嵐将携帯
「蝶!」
女王の名を叫んで、駆け寄ろうとするが。動けない。よく見れば、自分は鬼のように宙を漂って火口上空にとどめ置かれているではないか。
夢の中では、夢の中にいると気付けないものだ。武徳王は必死になって足掻いたが、身体は一向に動かない。
光善女王はそれに気付かぬまま、火口の天湖を見据えていた。
「神仏の怒り天の怒りを体現し、数多の地獄を湧現させた天頭山よ。我が国、白羅を、民を、愛する王様や我が子らを救うため。我が身を差し出すゆえに……」
その言葉は武徳王にも聞こえた。
何を言っている。まさか。そう思っていると。
「救い給え!」
跳躍し、飛沫を上げて天湖に飛び込んだ。
それから、泡のひとつも立たなくなり。周囲は寒々しいまでに静かになった。
「蝶、蝶ぃー!」
武徳王は叫んだ。大噴火を起こした天頭山の力にあやかろうと、光善女王は自らを生け贄にしたのだ。
「ああ、我に力なきために」
もはや嘆くことしかできぬ己の無力さや天の無慈悲さを呪うしかなかった。
「次に生まれ変わるときは、人になど生まれたくないものだ」
人の世のわずらわしさや、苦難、試練、それらは庶民から王族にいたるまで同じように訪れる。こんな思いをするくらいなら、早々に死んで。来世生まれ変わることがあっても人ではないものがよい。

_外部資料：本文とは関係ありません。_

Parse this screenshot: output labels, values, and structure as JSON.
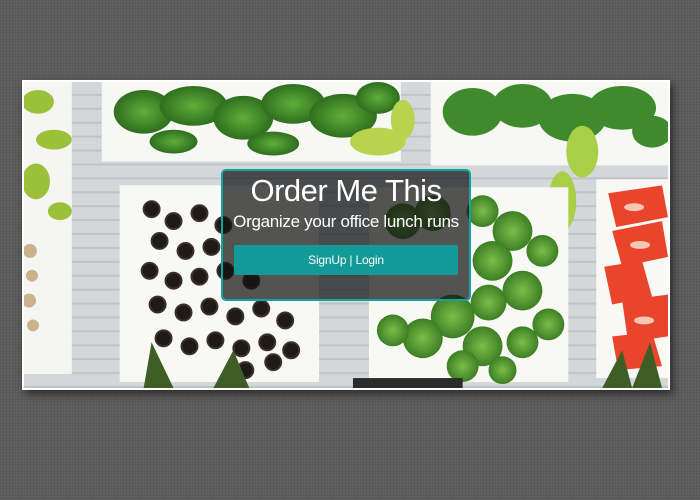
{
  "hero": {
    "title": "Order Me This",
    "subtitle": "Organize your office lunch runs",
    "signup_login_label": "SignUp | Login"
  },
  "colors": {
    "page_background": "#5c5c5c",
    "accent": "#129a99",
    "card_border": "#13a3a0",
    "card_background": "rgba(20,20,20,0.72)",
    "frame_border": "#ffffff"
  }
}
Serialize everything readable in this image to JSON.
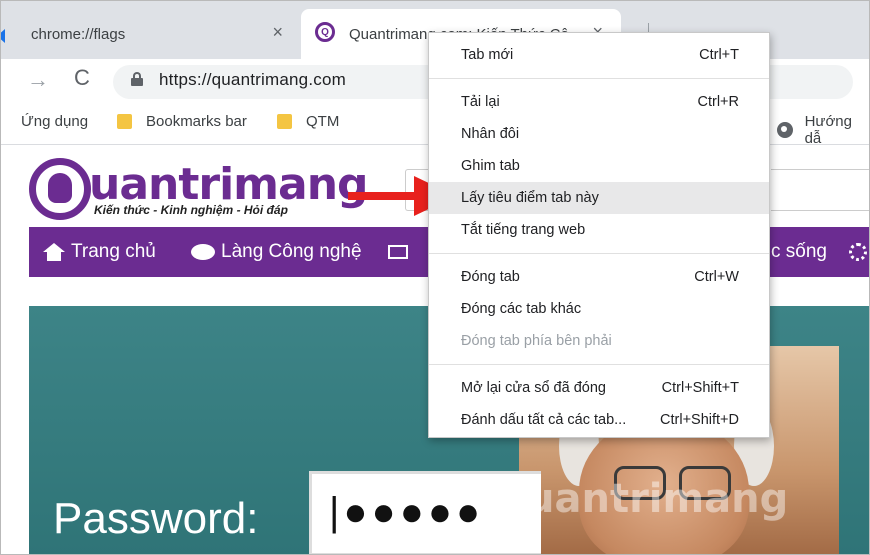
{
  "tabs": [
    {
      "title": "chrome://flags",
      "close": "×"
    },
    {
      "title": "Quantrimang.com: Kiến Thức Cô",
      "close": "×"
    }
  ],
  "toolbar": {
    "back": "→",
    "reload": "C",
    "url": "https://quantrimang.com"
  },
  "bookmarks": [
    {
      "label": "Ứng dụng"
    },
    {
      "label": "Bookmarks bar"
    },
    {
      "label": "QTM"
    },
    {
      "label": "Hướng dẫ"
    }
  ],
  "site": {
    "logo_text": "uantrimang",
    "logo_tagline": "Kiến thức - Kinh nghiệm - Hỏi đáp",
    "nav": [
      {
        "label": "Trang chủ"
      },
      {
        "label": "Làng Công nghệ"
      },
      {
        "label": "c sống"
      }
    ],
    "hero_password_label": "Password:",
    "hero_password_dots": "|●●●●●",
    "watermark": "uantrimang"
  },
  "context_menu": {
    "groups": [
      [
        {
          "label": "Tab mới",
          "shortcut": "Ctrl+T"
        }
      ],
      [
        {
          "label": "Tải lại",
          "shortcut": "Ctrl+R"
        },
        {
          "label": "Nhân đôi",
          "shortcut": ""
        },
        {
          "label": "Ghim tab",
          "shortcut": ""
        },
        {
          "label": "Lấy tiêu điểm tab này",
          "shortcut": "",
          "highlighted": true
        },
        {
          "label": "Tắt tiếng trang web",
          "shortcut": ""
        }
      ],
      [
        {
          "label": "Đóng tab",
          "shortcut": "Ctrl+W"
        },
        {
          "label": "Đóng các tab khác",
          "shortcut": ""
        },
        {
          "label": "Đóng tab phía bên phải",
          "shortcut": "",
          "disabled": true
        }
      ],
      [
        {
          "label": "Mở lại cửa sổ đã đóng",
          "shortcut": "Ctrl+Shift+T"
        },
        {
          "label": "Đánh dấu tất cả các tab...",
          "shortcut": "Ctrl+Shift+D"
        }
      ]
    ]
  },
  "colors": {
    "brand_purple": "#6b2c91",
    "arrow_red": "#e8211d",
    "hero_teal": "#2f7477"
  }
}
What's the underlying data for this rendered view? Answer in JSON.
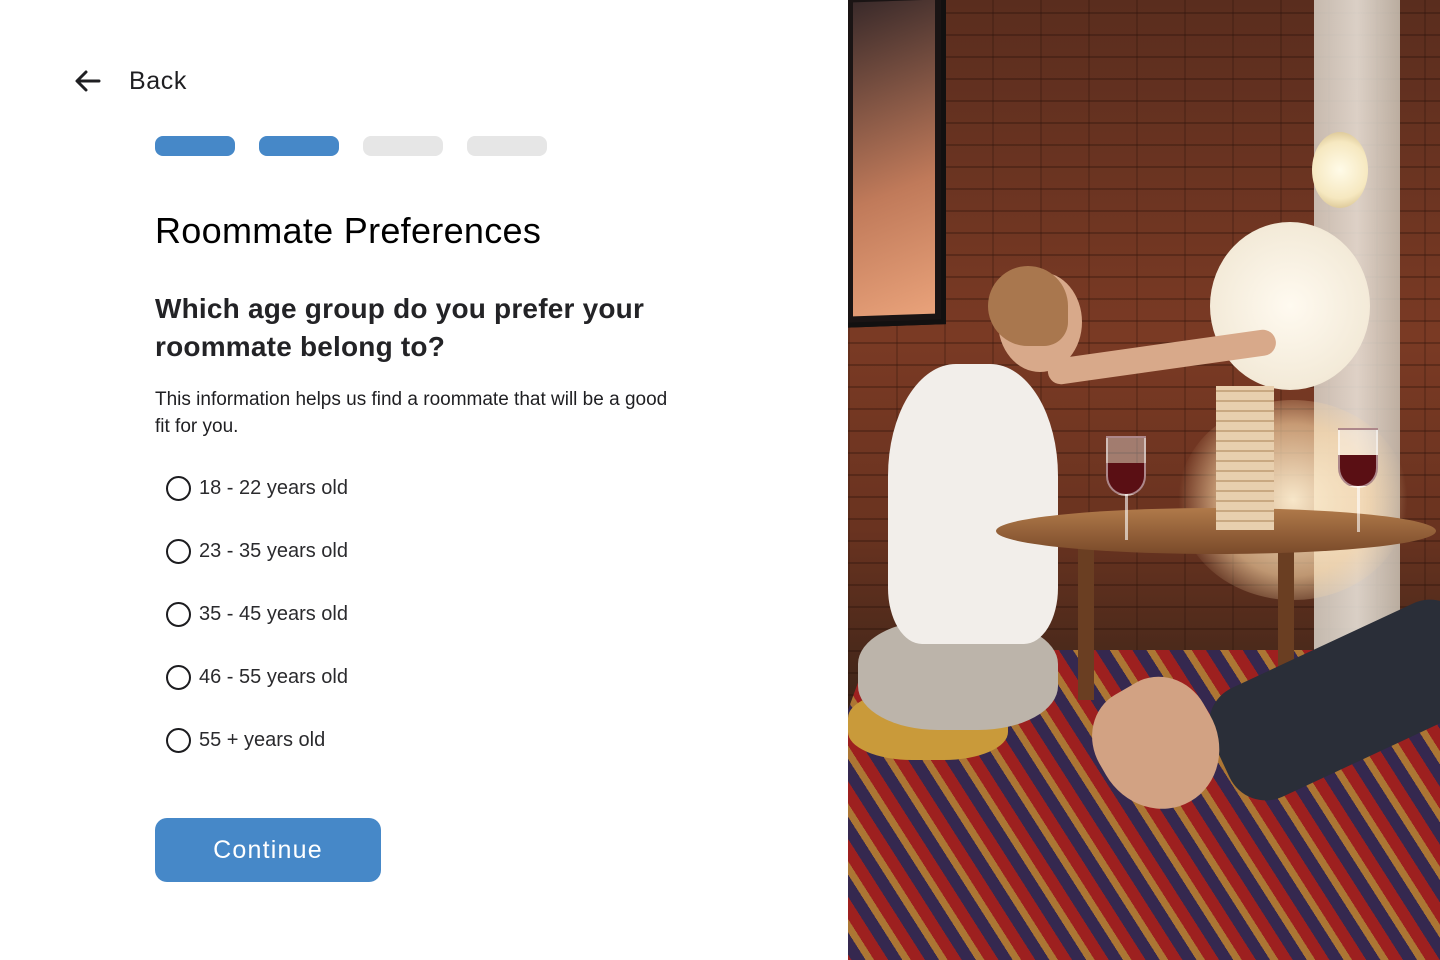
{
  "nav": {
    "back_label": "Back",
    "back_icon": "arrow-left-icon"
  },
  "progress": {
    "total_steps": 4,
    "completed_steps": 2,
    "active_color": "#4688c8",
    "inactive_color": "#e6e6e6"
  },
  "page": {
    "title": "Roommate Preferences",
    "question_line1": "Which age group do you prefer your",
    "question_line2": "roommate belong to?",
    "helper_line1": "This information helps us find a roommate that will be a good",
    "helper_line2": "fit for you."
  },
  "options": [
    {
      "label": "18 - 22 years old",
      "selected": false
    },
    {
      "label": "23 - 35 years old",
      "selected": false
    },
    {
      "label": "35 - 45 years old",
      "selected": false
    },
    {
      "label": "46 - 55 years old",
      "selected": false
    },
    {
      "label": "55 + years old",
      "selected": false
    }
  ],
  "actions": {
    "continue_label": "Continue",
    "accent_color": "#4688c8"
  }
}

「来世は家族皆で路傍の花と生まれ、そよ風を友としてゆるりと生きたい」
恨めしそうに天湖を眺めていると、にわかに風が起こり、波も立った。
嵐か、と思っていると。
天湖を突き破るように飛び出る、白く、翼をもてる虎。
「翼虎!」
武徳王は驚き、そこで目が覚めた。
目を見開き、上半身を起こせば。お付きの小姓が、起きられましたか、ご気分はいかがですか? と問うてくるが。そこに飛び込むように、臣下か駆けつけてくる。
何事かと思えば、臣下は息せき切って、
「い、い、い、一大事です。巍軍が撤退しました!」
「なんと、戯言を申すな!」
相手は自分に散々玉砕を説いた徹底抗戦玉砕派の臣下で、愛する后をむりやり出家させたのもそれらである。
「それより女王は、女王はどうした!」
「巍軍撤退はまことです。ほんとうに。……女王様は、知らぬうちに寺から姿を消されて」
寺は宮殿に比べて監視の目も甘かった。そのため、女王は隙を見て寺を抜け出したようだった。もう女王でない、一尼僧である。ということで油断があった。
病身ながら王の怒りは大きかった。
「うぬら、百度生まれ変わろうとも我が恨み消えぬと思え!」
「も、申し訳ありませぬ。女王様は責任をもってお探しします。しかし今は、巍軍でございます。ほんとうに撤退したのです」
相手が王であろうと傲然と振る舞っていた臣下が、いまは床に頭をぶつけんがばかりにひれ伏している。この変わりようはどうであろう。